Sure!
Zeek internally keeps a state for each connection - and quite possibly information in other data structures that your scripts created. If you have lots of events and each of them adds somehow data into those data structures, it might eventually eat all your RAM.
To give you an example. An intern of mine, a while ago, designed a brilliant script
event http_reply(c: connection, version: string, code: count,
reason: string) &priority=3
(…)
if (code >= 400) {
add c$http$tags[HTTP_ERROR];
SumStats::observe(“http.excessive_errors.attacker_badhits”, [$host=c$id$orig_h],
[$str=fmt("%d %s%s", code, c$http$host, c$http$uri)]);
SumStats::observe(“http.excessive_errors.victim_badhits”, [$host=c$id$resp_h],
[$str=fmt("%d %s%s", code, c$http$host, c$http$uri)]);
}
else if (code < 400) {
SumStats::observe(“http.excessive_errors.attacker_goodhits”, [$host=c$id$orig_h], []);
SumStats::observe(“http.excessive_errors.victim_goodhits”, [$host=c$id$resp_h], []);
This script will store, per inbound connection, a ratio of good vs bad HTTP transactions. That can be used to do a behaviour profiling of a client. A scanner would easily have mostly “bad hits” with return code >400.

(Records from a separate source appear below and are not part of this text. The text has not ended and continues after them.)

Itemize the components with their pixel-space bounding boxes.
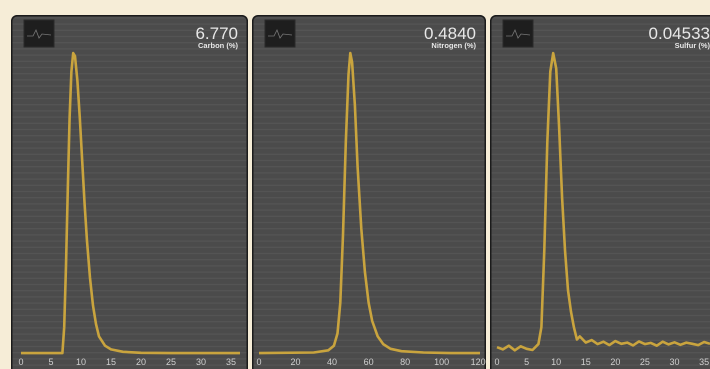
chart-icon: [264, 19, 296, 48]
x-tick-label: 0: [256, 357, 261, 367]
x-tick-label: 15: [581, 357, 591, 367]
result-label: Carbon (%): [198, 41, 239, 50]
x-tick-label: 100: [434, 357, 449, 367]
x-tick-label: 10: [551, 357, 561, 367]
panel-bg: [11, 15, 248, 369]
x-tick-label: 10: [76, 357, 86, 367]
x-tick-label: 80: [400, 357, 410, 367]
signal-line: [21, 51, 240, 355]
chart-icon-glyph: [506, 29, 531, 39]
x-tick-label: 20: [610, 357, 620, 367]
x-tick-label: 40: [327, 357, 337, 367]
result-label: Sulfur (%): [675, 41, 710, 50]
x-tick-label: 30: [669, 357, 679, 367]
x-tick-label: 5: [48, 357, 53, 367]
x-tick-label: 20: [291, 357, 301, 367]
chart-icon-glyph: [27, 29, 52, 39]
x-tick-label: 5: [524, 357, 529, 367]
result-value: 0.04533: [649, 24, 710, 43]
chart-icon: [23, 19, 55, 48]
x-tick-label: 35: [699, 357, 709, 367]
x-tick-label: 30: [196, 357, 206, 367]
x-tick-label: 0: [18, 357, 23, 367]
x-tick-label: 25: [166, 357, 176, 367]
signal-line: [496, 51, 710, 352]
x-tick-label: 25: [640, 357, 650, 367]
result-label: Nitrogen (%): [431, 41, 476, 50]
x-tick-label: 60: [364, 357, 374, 367]
x-tick-label: 20: [136, 357, 146, 367]
chart-icon: [502, 19, 534, 48]
chart-icon-glyph: [268, 29, 293, 39]
panel-bg: [490, 15, 710, 369]
panel-bg: [252, 15, 486, 369]
result-value: 0.4840: [424, 24, 476, 43]
x-tick-label: 35: [226, 357, 236, 367]
x-tick-label: 120: [471, 357, 486, 367]
x-tick-label: 0: [494, 357, 499, 367]
result-value: 6.770: [195, 24, 238, 43]
signal-line: [258, 51, 480, 355]
x-tick-label: 15: [106, 357, 116, 367]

This all worked well for 15 minutes and then 11 nodes x 64GB RAM each cluster ran out of memory. See, this cluster monitored (among other things) the Firefox update system, with 500 000 000 clients talking to it.
Why did it crash? Because the SumStats framework was adding data, into internal data structures, per connection.
Notice how there is technically no memory leak. Given 2TB of RAM this maybe would have worked.
Basically, if you have tons of connections (not simply bandwidth or packets) the amount of memory necessary to keep all of them might be simply too much.
Now, this data expires (unless you have a script that never does that), but it might be the amount of state grows too quickly and the expiration is not quick enough, to free up some memory.
My quick suspect would be the scan.bro / scan.zeek old script that comes bundled with Zeek. If you have it enabled, disable and see if you’re still crashing.
You can then take a look at your scripts and see if there is some data structure that will grow per connection, over time - and how quickly you purge data from it.